CISSP For Dummies

Controls are steps in processes - or components in information systems - that are used to enforce compliance with business or security rules. The enforcement of a control can be based on technology, or it may be a manual step or procedure performed by an individual.

 Instant Answer   The major types of controls are

• Preventive controls: Used to prevent errors and unauthorized actions.

• Detective controls: Used to detect errors and unauthorized activities.

• Corrective controls: Used to reverse or minimize the impact of errors and unauthorized events. These are also known as recovery controls.

• Automatic controls: Those that automatically enforce a security policy.

• Manual controls: Those that must be proactively performed in order to enforce a security policy.

All the controls in this section fall into these categories. A control is preventive, detective, or corrective; also, the control is either automatic or manual.

Operations controls are the processes and procedures that are used to protect business operations and information. The major operations controls are

• Resource protection

• Privileged entity controls

• Change controls

• Media controls

• Administrative controls

• Trusted recovery

Resource protection

Resource protection is the broad category of controls that protects information assets and information infrastructure. The resources that require protection include

• Communications hardware and software: This category includes routers, switches, firewalls, load balancers, multiplexers, fax machines, Virtual Private Network (VPN) servers, and so on, as well as the software that these devices use.

• Computers and their storage systems: This group includes all corporate servers, Redundant Array of Independent Disks (RAID) systems, storage area networks (SANs), network attached storage (NAS), and backup devices.

• Business data: This category includes all stored information such as financial data, sales and marketing information, personnel and payroll data, customer and supplier data, and so on.

• System data: This category includes operating systems, utilities, userid and password files, audit trails, configuration files, and so on.

• Backup media: This category includes tapes, removable disks, and so on.

• Software: This category includes application source code, programs, tools, libraries, vendor software, and other proprietary software.

Privileged entity controls

Privileged entity controls are the mechanisms, generally built into computer operating systems, that give privileged access to hardware, software, and data. In UNIX and Windows, the controls that permit privileged functions reside in the operating system.

Change controls

Change controls are the people-operated processes that are used to govern architectural and configuration changes in a production environment. Rather than just make changes to systems and the way that they relate to each other, change control is a formal process of proposal, design, review, approval, implementation, and recordkeeping.
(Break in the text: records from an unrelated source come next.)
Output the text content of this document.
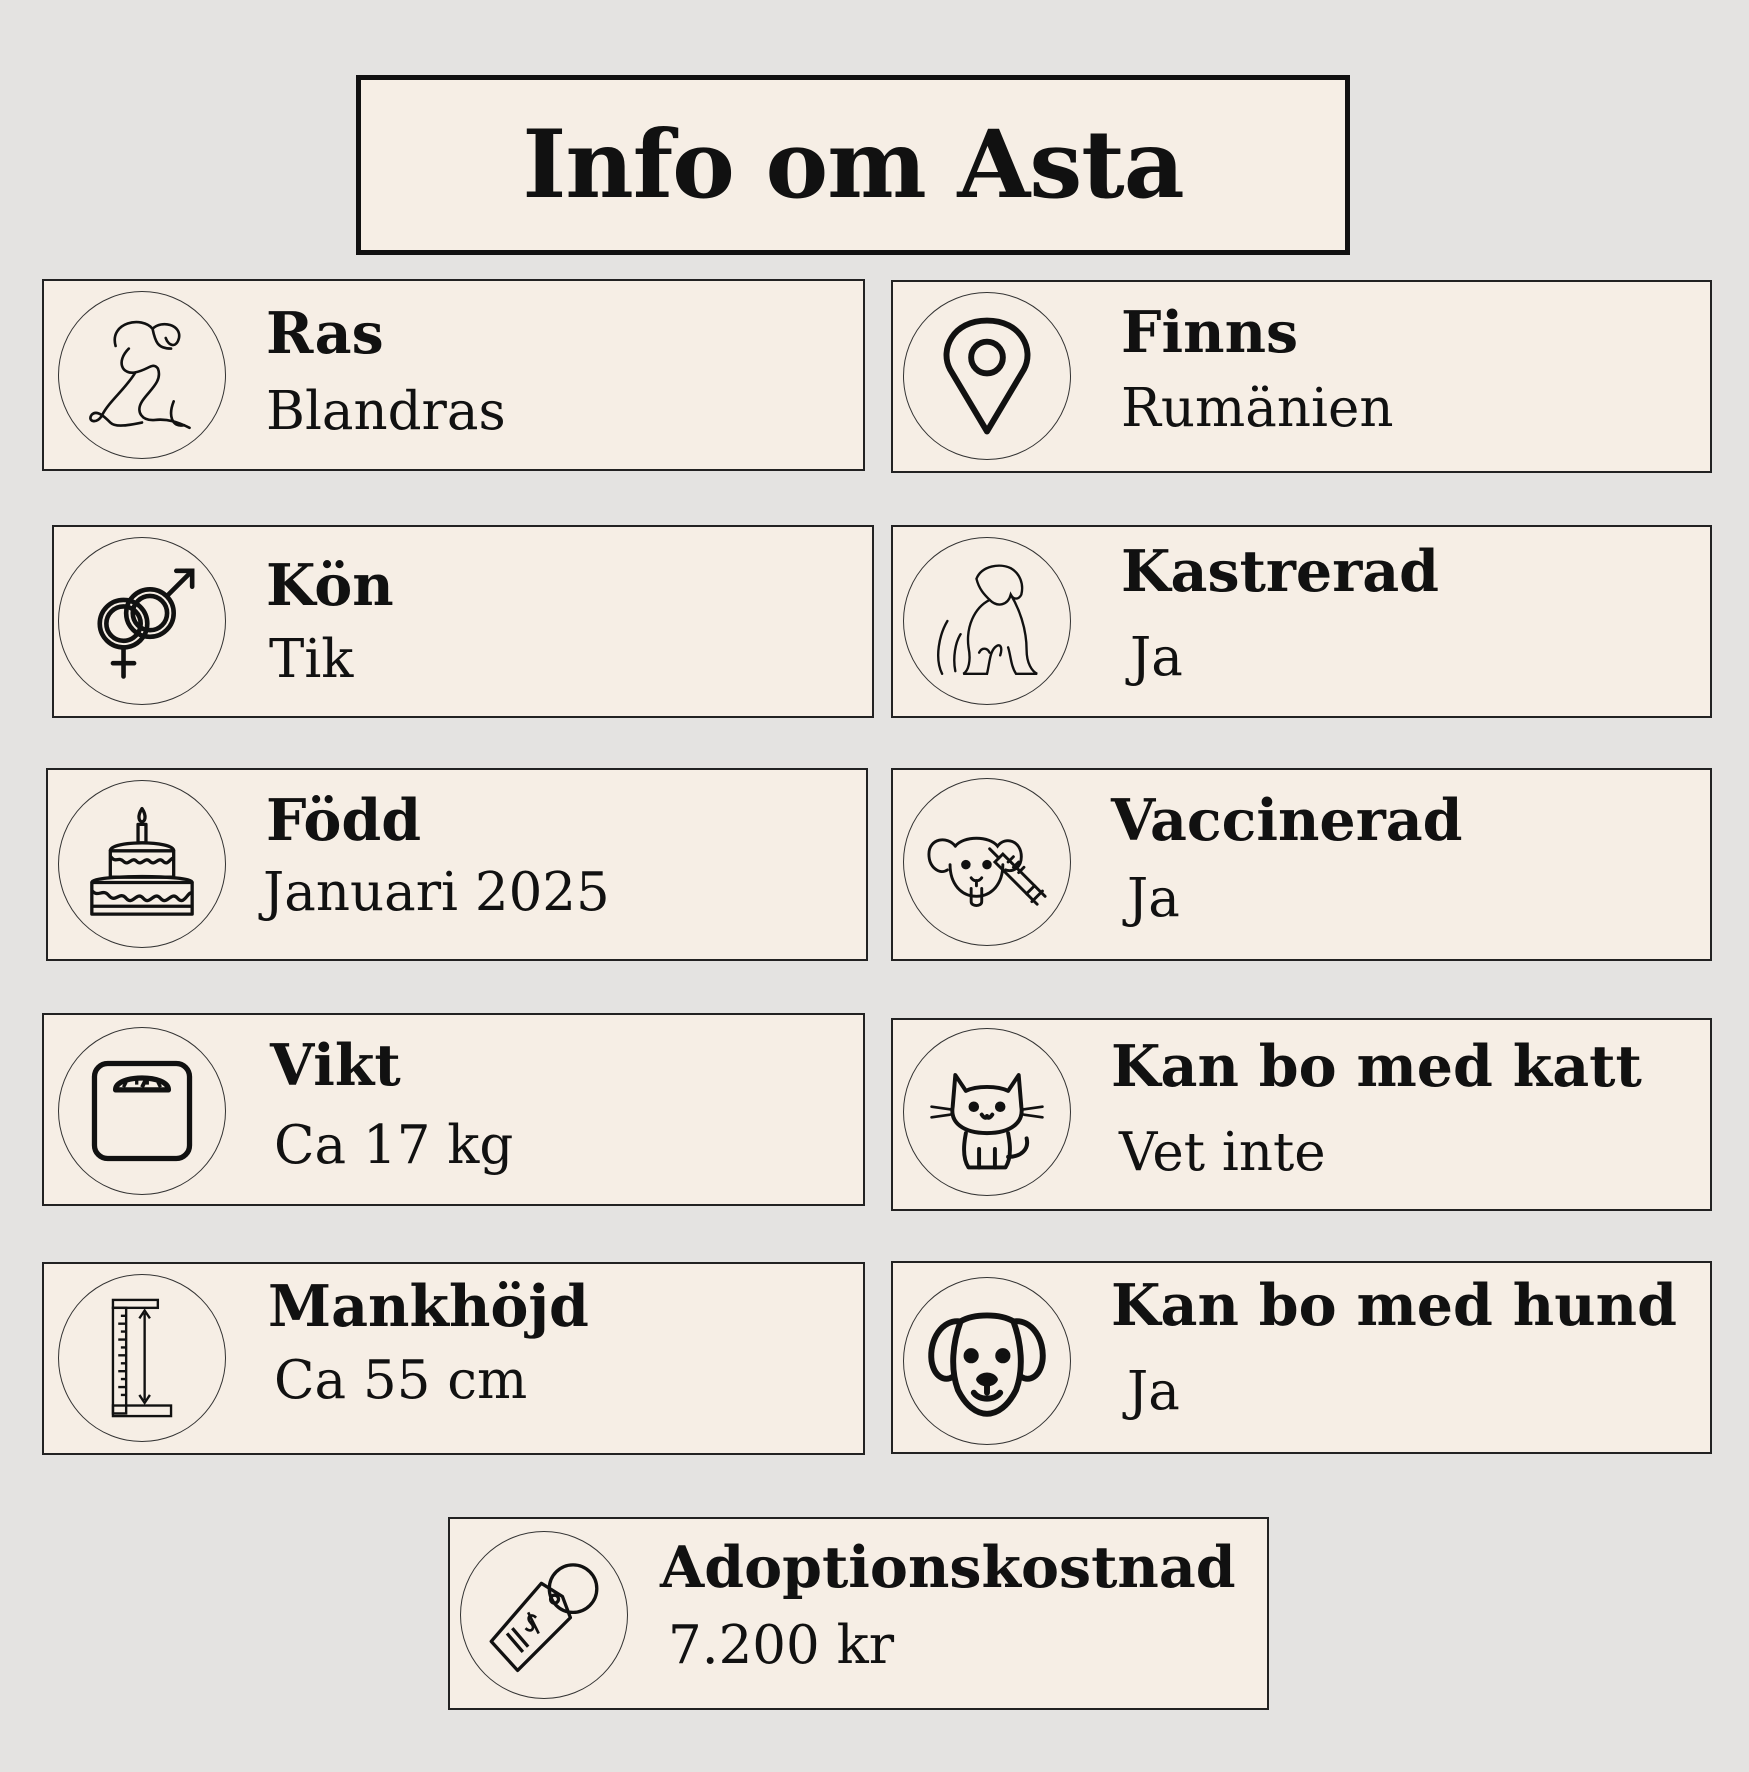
Info om Asta
Ras
Blandras
Finns
Rumänien
Kön
Tik
Kastrerad
Ja
Född
Januari 2025
Vaccinerad
Ja
Vikt
Ca 17 kg
Kan bo med katt
Vet inte
Mankhöjd
Ca 55 cm
Kan bo med hund
Ja
Adoptionskostnad
7.200 kr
 Instant Answer   The two prevalent forms of change controls are change management and configuration management:

• Change management is the approval-based process that ensures that only approved changes are implemented.

• Configuration management is the control that records all the soft configuration (settings and parameters in the operating system, database, and application), and software changes that are performed with approval from the change management process.

Media controls

Media controls refer to a broad category of controls that are used to manage information classification and physical media. Information classification refers to the tasks of marking information according to its sensitivity, as well as the subsequent handling, storage, transmission, and disposal procedures that accompany each classification level. Physical media is similarly marked; likewise, controls specify handling, storage, and disposal procedures.

Administrative controls

Administrative controls refer to the family of controls that includes least privilege, separation of duties, and rotation of duties. These controls form the basis of many processes as well as access control and function control methodologies.

Trusted recovery

Trusted recovery is concerned with the processes and procedures that support the hardware or software recovery of a system. Specifically, the confidentiality and integrity of the information stored on and the functions served by a system being recovered must be preserved at all times.

The primary issue with system recovery is that a system may be operated briefly in maintenance or single-user mode in which all the software controls protecting the operating system and business data may not be functioning.

Organizations that are concerned with the integrity and confidentiality of data should have well-defined processes and procedures for system recovery to ensure that no inappropriate disclosure or leakage of sensitive information can occur.